Freddie said, “Well, no one can claim he’s letting the place go to ruin, eh?” as he looked round.

Manette called out, “Tim? Are you here?”

This was mostly for effect, since she knew very well that even if Tim was present, he was hardly going to come leaping down the stairs or in from the fire house, open-armed in greeting. Nonetheless, they checked the place systematically as they went: The hallan was empty, the fire house was as well. Like the kitchen, every room into which they popped their heads was neat and clean. It all looked as it had when Ian had been alive, only better kept up, as if a photographer might be arriving at any moment to shoot pictures for a magazine article on Elizabethan buildings.

They went up the stairs. A building of this age would have hidey-holes aplenty, and they did their best to search them out. Freddie voiced his opinion that Tim was long gone and who could really blame him after what he’d been going through. But Manette wanted to make absolutely sure. She looked under beds and poked into wardrobes and even pressed on some of the ancient panelled walls to see if there were hidden chambers. She knew she was being ridiculous but she couldn’t help herself. There was something essentially wrong with the entire picture of Bryan Beck farm, and she was intent upon understanding what it was because for all they knew the real truth was that Kaveh had done something to Tim to drive him off and then had made a show of looking for him afterwards.

Tim’s bedroom was the last place they looked, and here, too, all was in order. The fact that it was the bedroom of a fourteen-year-old boy was nowhere in evidence, although his clothing still hung in the wardrobe, and his tee shirts and jerseys were folded within the chest of drawers.

“Ah,” Freddie said, approaching a table that did service as a desk beneath a window. On this sat Tim’s laptop computer, its top open as if it had been recently used. “This might give us something,” he
told Manette. He sat down, stretched his fingers, and said, “Let’s see what we can see.”

Manette went to his side and said, “We don’t have his password. What do we know about delving into other people’s computers without passwords?”

Freddie looked at her and smiled. “Ah, you of little faith,” he said. He began to whittle away at the problem, which didn’t turn out to be much of a problem at all. Tim’s computer was set to remember his password. They needed only his user name, which Manette knew since she had done her best to e-mail Tim regularly. The rest, as Freddie said, was bingo.

He chuckled at the ease of it all and said to Manette, “I do wish your back had been turned, old girl. You might actually have thought I was some sort of genius.”

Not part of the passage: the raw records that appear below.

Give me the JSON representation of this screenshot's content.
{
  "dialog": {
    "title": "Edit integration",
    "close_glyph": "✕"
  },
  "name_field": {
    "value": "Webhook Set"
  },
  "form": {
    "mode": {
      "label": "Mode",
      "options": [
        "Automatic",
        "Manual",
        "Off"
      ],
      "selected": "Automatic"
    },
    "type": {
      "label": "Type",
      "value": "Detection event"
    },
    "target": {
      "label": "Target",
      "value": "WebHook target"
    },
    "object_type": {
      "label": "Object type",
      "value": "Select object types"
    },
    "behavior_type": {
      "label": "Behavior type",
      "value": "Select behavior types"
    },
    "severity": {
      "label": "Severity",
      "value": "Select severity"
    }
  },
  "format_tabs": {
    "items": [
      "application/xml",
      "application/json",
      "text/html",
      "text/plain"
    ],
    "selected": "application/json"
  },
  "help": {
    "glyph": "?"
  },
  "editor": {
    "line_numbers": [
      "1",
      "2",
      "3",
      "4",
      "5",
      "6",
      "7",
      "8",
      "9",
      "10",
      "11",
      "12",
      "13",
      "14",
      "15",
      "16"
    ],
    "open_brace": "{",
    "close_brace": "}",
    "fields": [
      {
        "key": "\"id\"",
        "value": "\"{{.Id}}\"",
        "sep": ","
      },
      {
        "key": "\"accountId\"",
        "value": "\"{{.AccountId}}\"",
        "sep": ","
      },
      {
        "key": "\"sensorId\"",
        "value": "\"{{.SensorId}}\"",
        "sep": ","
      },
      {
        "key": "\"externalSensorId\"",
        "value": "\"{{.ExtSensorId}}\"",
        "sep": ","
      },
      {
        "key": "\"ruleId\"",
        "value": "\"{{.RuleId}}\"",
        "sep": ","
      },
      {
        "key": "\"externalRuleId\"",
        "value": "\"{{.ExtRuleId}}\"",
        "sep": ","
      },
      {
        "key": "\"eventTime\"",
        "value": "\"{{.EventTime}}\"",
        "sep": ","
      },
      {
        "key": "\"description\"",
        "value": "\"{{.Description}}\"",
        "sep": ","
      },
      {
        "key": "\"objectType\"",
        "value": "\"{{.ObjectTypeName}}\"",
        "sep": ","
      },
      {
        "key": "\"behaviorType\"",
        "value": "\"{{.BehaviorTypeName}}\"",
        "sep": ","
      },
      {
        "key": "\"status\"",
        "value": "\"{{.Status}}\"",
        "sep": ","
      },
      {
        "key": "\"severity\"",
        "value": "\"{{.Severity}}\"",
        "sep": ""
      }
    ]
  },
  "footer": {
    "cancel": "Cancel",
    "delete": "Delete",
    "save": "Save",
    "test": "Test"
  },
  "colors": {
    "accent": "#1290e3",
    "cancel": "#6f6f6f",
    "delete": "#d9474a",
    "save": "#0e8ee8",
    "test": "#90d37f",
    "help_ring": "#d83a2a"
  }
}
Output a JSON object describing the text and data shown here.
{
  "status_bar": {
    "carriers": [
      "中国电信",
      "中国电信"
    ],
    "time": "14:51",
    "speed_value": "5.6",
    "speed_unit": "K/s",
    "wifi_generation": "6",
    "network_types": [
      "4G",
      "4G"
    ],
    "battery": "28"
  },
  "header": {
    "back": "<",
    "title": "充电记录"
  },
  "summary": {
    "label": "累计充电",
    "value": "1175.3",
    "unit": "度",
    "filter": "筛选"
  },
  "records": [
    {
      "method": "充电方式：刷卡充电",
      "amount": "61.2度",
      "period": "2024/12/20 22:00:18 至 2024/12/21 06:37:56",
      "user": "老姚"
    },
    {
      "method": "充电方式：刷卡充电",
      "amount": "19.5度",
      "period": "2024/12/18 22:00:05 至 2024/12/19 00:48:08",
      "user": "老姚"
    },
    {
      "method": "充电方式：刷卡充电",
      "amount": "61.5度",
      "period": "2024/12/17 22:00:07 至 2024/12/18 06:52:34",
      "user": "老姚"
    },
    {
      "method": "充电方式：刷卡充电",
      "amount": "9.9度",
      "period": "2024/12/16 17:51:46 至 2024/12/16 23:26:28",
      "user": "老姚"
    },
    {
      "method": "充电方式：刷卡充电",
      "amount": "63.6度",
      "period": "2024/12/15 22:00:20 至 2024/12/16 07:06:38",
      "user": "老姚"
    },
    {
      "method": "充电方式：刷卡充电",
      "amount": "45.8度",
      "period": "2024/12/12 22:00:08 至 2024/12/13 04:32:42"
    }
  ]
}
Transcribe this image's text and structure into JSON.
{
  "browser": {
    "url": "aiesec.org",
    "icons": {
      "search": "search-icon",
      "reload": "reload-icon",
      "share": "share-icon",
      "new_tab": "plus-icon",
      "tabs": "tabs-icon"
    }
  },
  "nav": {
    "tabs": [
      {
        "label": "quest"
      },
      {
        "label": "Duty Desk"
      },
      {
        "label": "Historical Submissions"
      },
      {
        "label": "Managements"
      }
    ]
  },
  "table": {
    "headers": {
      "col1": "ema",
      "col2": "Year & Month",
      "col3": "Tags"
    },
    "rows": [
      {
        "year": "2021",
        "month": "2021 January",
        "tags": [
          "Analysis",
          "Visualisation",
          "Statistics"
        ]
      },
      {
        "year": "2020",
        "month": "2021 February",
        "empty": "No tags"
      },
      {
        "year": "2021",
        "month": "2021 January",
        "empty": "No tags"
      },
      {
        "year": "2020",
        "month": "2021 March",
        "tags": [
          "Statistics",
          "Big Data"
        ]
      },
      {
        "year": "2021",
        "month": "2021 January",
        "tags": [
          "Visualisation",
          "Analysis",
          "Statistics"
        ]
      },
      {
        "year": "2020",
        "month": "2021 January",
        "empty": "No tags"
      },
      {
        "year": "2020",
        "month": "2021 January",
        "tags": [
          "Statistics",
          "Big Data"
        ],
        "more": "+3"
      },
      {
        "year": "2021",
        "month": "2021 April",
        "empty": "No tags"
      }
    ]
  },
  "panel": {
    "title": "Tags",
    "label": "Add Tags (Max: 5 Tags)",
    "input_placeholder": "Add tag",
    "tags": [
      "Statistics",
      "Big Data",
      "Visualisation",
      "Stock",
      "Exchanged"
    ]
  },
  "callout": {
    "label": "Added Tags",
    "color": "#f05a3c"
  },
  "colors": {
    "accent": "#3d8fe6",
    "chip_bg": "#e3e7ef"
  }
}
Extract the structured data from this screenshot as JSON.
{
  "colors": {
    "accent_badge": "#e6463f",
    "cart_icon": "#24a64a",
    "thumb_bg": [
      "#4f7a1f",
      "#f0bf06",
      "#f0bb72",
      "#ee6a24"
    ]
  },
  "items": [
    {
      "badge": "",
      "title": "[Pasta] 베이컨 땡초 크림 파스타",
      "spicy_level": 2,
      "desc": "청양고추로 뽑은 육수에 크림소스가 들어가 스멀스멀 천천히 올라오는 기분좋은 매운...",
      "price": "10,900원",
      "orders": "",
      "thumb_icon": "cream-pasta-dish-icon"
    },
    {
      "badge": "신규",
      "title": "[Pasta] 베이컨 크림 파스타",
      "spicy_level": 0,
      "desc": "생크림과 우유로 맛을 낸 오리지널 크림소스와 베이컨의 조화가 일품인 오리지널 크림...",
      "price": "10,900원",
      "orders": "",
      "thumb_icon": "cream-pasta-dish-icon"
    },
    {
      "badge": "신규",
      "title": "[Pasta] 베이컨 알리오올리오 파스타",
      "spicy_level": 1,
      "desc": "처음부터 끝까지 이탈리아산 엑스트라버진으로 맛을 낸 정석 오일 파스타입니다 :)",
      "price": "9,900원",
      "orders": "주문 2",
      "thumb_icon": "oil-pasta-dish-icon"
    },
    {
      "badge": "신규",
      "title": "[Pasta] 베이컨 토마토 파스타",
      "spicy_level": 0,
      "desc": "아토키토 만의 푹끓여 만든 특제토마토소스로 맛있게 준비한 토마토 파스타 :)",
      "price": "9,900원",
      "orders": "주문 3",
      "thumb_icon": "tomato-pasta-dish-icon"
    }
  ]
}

She squeezed his shoulder. “You’re genius enough for me, my dear.”

As Freddie set about examining e-mails and trails to various websites, Manette looked at what was on the desk along with the computer. School books, an iPod with its docking station and speakers, a notebook filled with disturbing pencil drawings of grotesque alien beings consuming various body parts of humans, a book on bird watching—where had
that
come from? she wondered—a pocketknife that she unfolded to see a chilling brown crust of blood on its largest blade, and a map printed from the Internet. She took this last and said, “Freddie, could this be—?”

Car doors slammed outside the house. Manette leaned over the table to look out of the window. She thought it likely that Kaveh had returned, that, perhaps, he’d found Tim himself and had brought him home, in which case she and Freddie would need to be off the boy’s computer posthaste. But the arrivals weren’t Kaveh, as things turned out. They were, instead, an older Asian couple, possibly Iranian like Kaveh. With them was a teenage girl, who looked up at the manor house with a long-fingered hand pressed against her lips. She shot a glance at the older couple. The woman took her arm and together all three of them approached the front door.

They had to belong to Kaveh in some fashion, Manette thought.
There were few enough Asians in this part of Cumbria, and hardly any at all in the countryside. They’d come on a surprise visit, perhaps. They’d come to call on their way from Point A to Point Z. Who knew
why
they’d come? It didn’t matter because they’d knock on the door and no one would answer and then they’d skedaddle so that she and Freddie could get on with things.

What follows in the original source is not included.